Но меня не особо заинтересовал этот кровожадный проект, предлагающий заменить власть монарха на тиранию «свободы». Я задумался о «Конституции» Муравьева. Откуда ему стало известно, что написал граф Попо 20 лет тому назад? Неужели Софья Владимировна отдала ему бумаги мужа? Не может быть. Поль сам мне говорил, что все уничтожил еще в Девятом году. Значит, что-то оставил все же? Но вряд ли бы он желал, чтобы его планами воспользовались потенциальные цареубийцы. Графиня Софья после гибели сына и смерти мужа закрылась в деревне, никого не принимала и ни с кем не общалась, кроме близкой родни. Вряд ли бы она согласилась показывать секретные бумаги супруга кому попало. Если только ее не принудили к сему обманом…

Все эти мысли пронеслись у меня в голове за какие-то мгновения. Было бы логичным поделиться сомнениями с Дубельтом, но этой дряни я бы не доверил ничего. Алексу тоже ничего не сообщил. Кто знает, на какие меры они пойдут, гоняясь за призраками крамолы?
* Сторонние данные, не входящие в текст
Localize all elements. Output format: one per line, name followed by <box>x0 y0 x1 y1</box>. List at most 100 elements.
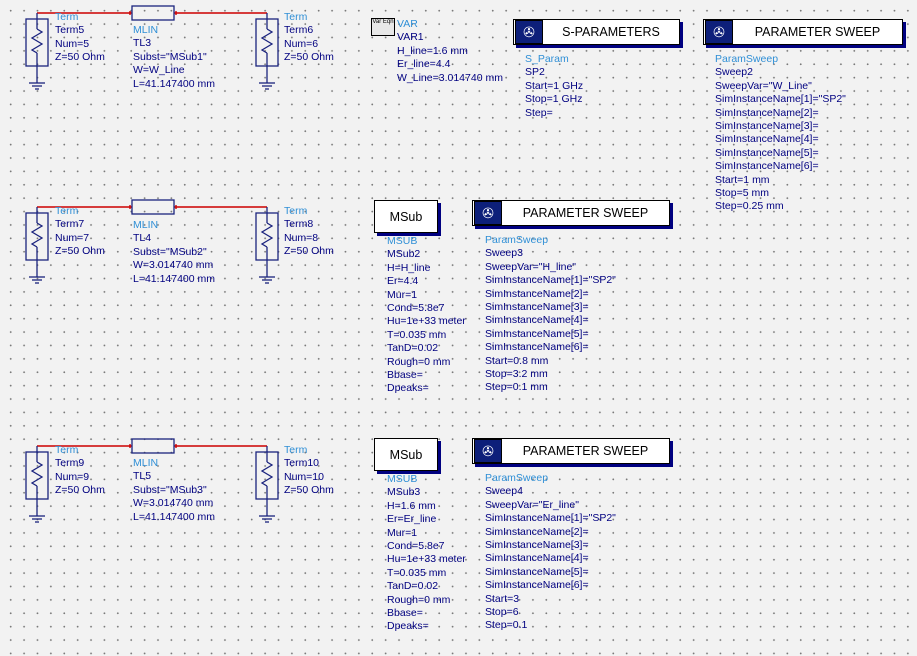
label-line: W_Line=3.014740 mm <box>397 71 503 84</box>
label-line: Cond=5.8e7 <box>387 301 445 314</box>
label-line: MLIN <box>133 219 159 231</box>
label-line: Num=10 <box>284 470 324 483</box>
mlin-symbol <box>131 199 175 215</box>
sim-controller-icon: ✇ <box>515 20 543 44</box>
sim-controller-icon: ✇ <box>474 201 502 225</box>
parameter-sweep-4-title: PARAMETER SWEEP <box>522 444 649 458</box>
label-line: Cond=5.8e7 <box>387 539 445 552</box>
term5-labels[interactable]: Term Term5 Num=5 Z=50 Ohm <box>55 11 105 65</box>
term-resistor-icon[interactable] <box>25 446 49 523</box>
tl5-labels[interactable]: MLIN TL5 Subst="MSub3" W=3.014740 mm L=41.14… <box>133 457 215 524</box>
label-line: SimInstanceName[3]= <box>715 119 819 132</box>
label-line: Hu=1e+33 meter <box>387 315 466 328</box>
parameter-sweep-3-controller[interactable]: ✇ PARAMETER SWEEP <box>472 200 670 226</box>
label-line: Z=50 Ohm <box>284 484 334 497</box>
mlin-symbol <box>131 438 175 454</box>
var1-labels[interactable]: VAR VAR1 H_line=1.6 mm Er_line=4.4 W_Line=3.… <box>397 18 503 85</box>
label-line: Term9 <box>55 457 85 470</box>
term-resistor-icon[interactable] <box>255 13 279 90</box>
label-line: SweepVar="Er_line" <box>485 498 579 511</box>
term8-labels[interactable]: Term Term8 Num=8 Z=50 Ohm <box>284 205 334 259</box>
label-line: Mur=1 <box>387 288 418 301</box>
label-line: L=41.147400 mm <box>133 272 216 285</box>
label-line: Stop=3.2 mm <box>485 367 548 380</box>
label-line: Er=Er_line <box>387 513 437 526</box>
term-resistor-icon[interactable] <box>25 13 49 90</box>
tl3-labels[interactable]: MLIN TL3 Subst="MSub1" W=W_Line L=41.147400 … <box>133 24 215 91</box>
term6-labels[interactable]: Term Term6 Num=6 Z=50 Ohm <box>284 11 334 65</box>
label-line: Term <box>284 444 308 456</box>
sp2-labels[interactable]: S_Param SP2 Start=1 GHz Stop=1 GHz Step= <box>525 53 583 120</box>
label-line: Num=9 <box>55 470 90 483</box>
label-line: W=3.014740 mm <box>133 259 214 272</box>
sweep4-labels[interactable]: ParamSweep Sweep4 SweepVar="Er_line" SimIns… <box>485 472 616 633</box>
sweep2-labels[interactable]: ParamSweep Sweep2 SweepVar="W_Line" SimInst… <box>715 53 846 214</box>
label-line: L=41.147400 mm <box>133 510 216 523</box>
label-line: Term8 <box>284 218 314 231</box>
label-line: ParamSweep <box>485 472 549 484</box>
msub2-block[interactable]: MSub <box>374 200 438 233</box>
label-line: SweepVar="W_Line" <box>715 79 812 92</box>
label-line: Z=50 Ohm <box>284 51 334 64</box>
label-line: Stop=6 <box>485 605 519 618</box>
label-line: SimInstanceName[5]= <box>485 327 589 340</box>
label-line: SimInstanceName[6]= <box>485 341 589 354</box>
var-eqn-icon[interactable]: Var Eqn <box>371 18 395 36</box>
sweep3-labels[interactable]: ParamSweep Sweep3 SweepVar="H_line" SimInst… <box>485 234 616 395</box>
term10-labels[interactable]: Term Term10 Num=10 Z=50 Ohm <box>284 444 334 498</box>
label-line: TL3 <box>133 37 152 50</box>
label-line: SimInstanceName[6]= <box>715 160 819 173</box>
label-line: S_Param <box>525 53 569 65</box>
label-line: Subst="MSub3" <box>133 483 207 496</box>
label-line: TanD=0.02 <box>387 342 439 355</box>
label-line: Term <box>55 11 79 23</box>
label-line: Start=1 mm <box>715 173 770 186</box>
label-line: Sweep3 <box>485 247 523 260</box>
term9-labels[interactable]: Term Term9 Num=9 Z=50 Ohm <box>55 444 105 498</box>
label-line: Stop=5 mm <box>715 186 769 199</box>
tl4-labels[interactable]: MLIN TL4 Subst="MSub2" W=3.014740 mm L=41.14… <box>133 219 215 286</box>
parameter-sweep-3-title: PARAMETER SWEEP <box>522 206 649 220</box>
label-line: TL5 <box>133 470 152 483</box>
label-line: Mur=1 <box>387 526 418 539</box>
label-line: SimInstanceName[3]= <box>485 300 589 313</box>
label-line: H=H_line <box>387 261 431 274</box>
label-line: W=W_Line <box>133 64 185 77</box>
s-parameters-controller[interactable]: ✇ S-PARAMETERS <box>513 19 680 45</box>
parameter-sweep-4-controller[interactable]: ✇ PARAMETER SWEEP <box>472 438 670 464</box>
label-line: Rough=0 mm <box>387 593 451 606</box>
msub2-labels[interactable]: MSUB MSub2 H=H_line Er=4.4 Mur=1 Cond=5.8e7 Hu… <box>387 235 466 396</box>
parameter-sweep-2-controller[interactable]: ✇ PARAMETER SWEEP <box>703 19 903 45</box>
label-line: L=41.147400 mm <box>133 77 216 90</box>
term-resistor-icon[interactable] <box>255 207 279 284</box>
label-line: Step=0.1 mm <box>485 381 548 394</box>
label-line: SimInstanceName[2]= <box>485 525 589 538</box>
label-line: Er=4.4 <box>387 275 419 288</box>
label-line: Subst="MSub2" <box>133 245 207 258</box>
label-line: SimInstanceName[1]="SP2" <box>715 93 846 106</box>
label-line: Term7 <box>55 218 85 231</box>
term-resistor-icon[interactable] <box>255 446 279 523</box>
label-line: Subst="MSub1" <box>133 50 207 63</box>
label-line: Term <box>55 444 79 456</box>
label-line: Z=50 Ohm <box>55 51 105 64</box>
label-line: Num=8 <box>284 231 319 244</box>
term7-labels[interactable]: Term Term7 Num=7 Z=50 Ohm <box>55 205 105 259</box>
label-line: W=3.014740 mm <box>133 497 214 510</box>
sim-controller-icon: ✇ <box>474 439 502 463</box>
msub3-block[interactable]: MSub <box>374 438 438 471</box>
label-line: SimInstanceName[4]= <box>485 552 589 565</box>
label-line: T=0.035 mm <box>387 328 447 341</box>
term-resistor-icon[interactable] <box>25 207 49 284</box>
mlin-symbol <box>131 5 175 21</box>
label-line: T=0.035 mm <box>387 566 447 579</box>
msub3-labels[interactable]: MSUB MSub3 H=1.6 mm Er=Er_line Mur=1 Cond=5.8… <box>387 473 466 634</box>
s-parameters-title: S-PARAMETERS <box>562 25 660 39</box>
label-line: VAR <box>397 18 418 30</box>
label-line: SimInstanceName[6]= <box>485 579 589 592</box>
label-line: MLIN <box>133 457 159 469</box>
label-line: Hu=1e+33 meter <box>387 553 466 566</box>
label-line: Bbase= <box>387 368 423 381</box>
label-line: SimInstanceName[1]="SP2" <box>485 274 616 287</box>
label-line: Bbase= <box>387 606 423 619</box>
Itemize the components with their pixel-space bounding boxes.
Менее всего мне бы хотелось, чтобы беспокоили графиню Софью. Она, впрочем, вполне может за себя постоять. Но когда в твои дела лезут непрошеные люди, вороша и оскверняя память о дорогом тебе человеке, тут никакая твердость духа не поможет. Кроме того, эти cochons всенепременно сообщат ей мое имя. А я и так перед ней весьма виноват, ибо (строки вымараны) … Столько лет я пытался восстановить в ее глазах свое доброе имя. Кажется, восстановил. А эти пришли бы и снова выставили бы ее в моих глазах подлецом последнего порядка… Тем более, есть там и дела имущественные. На их майорат многие смотрели, облизываясь. Какой будет повод конфисковать его в казну!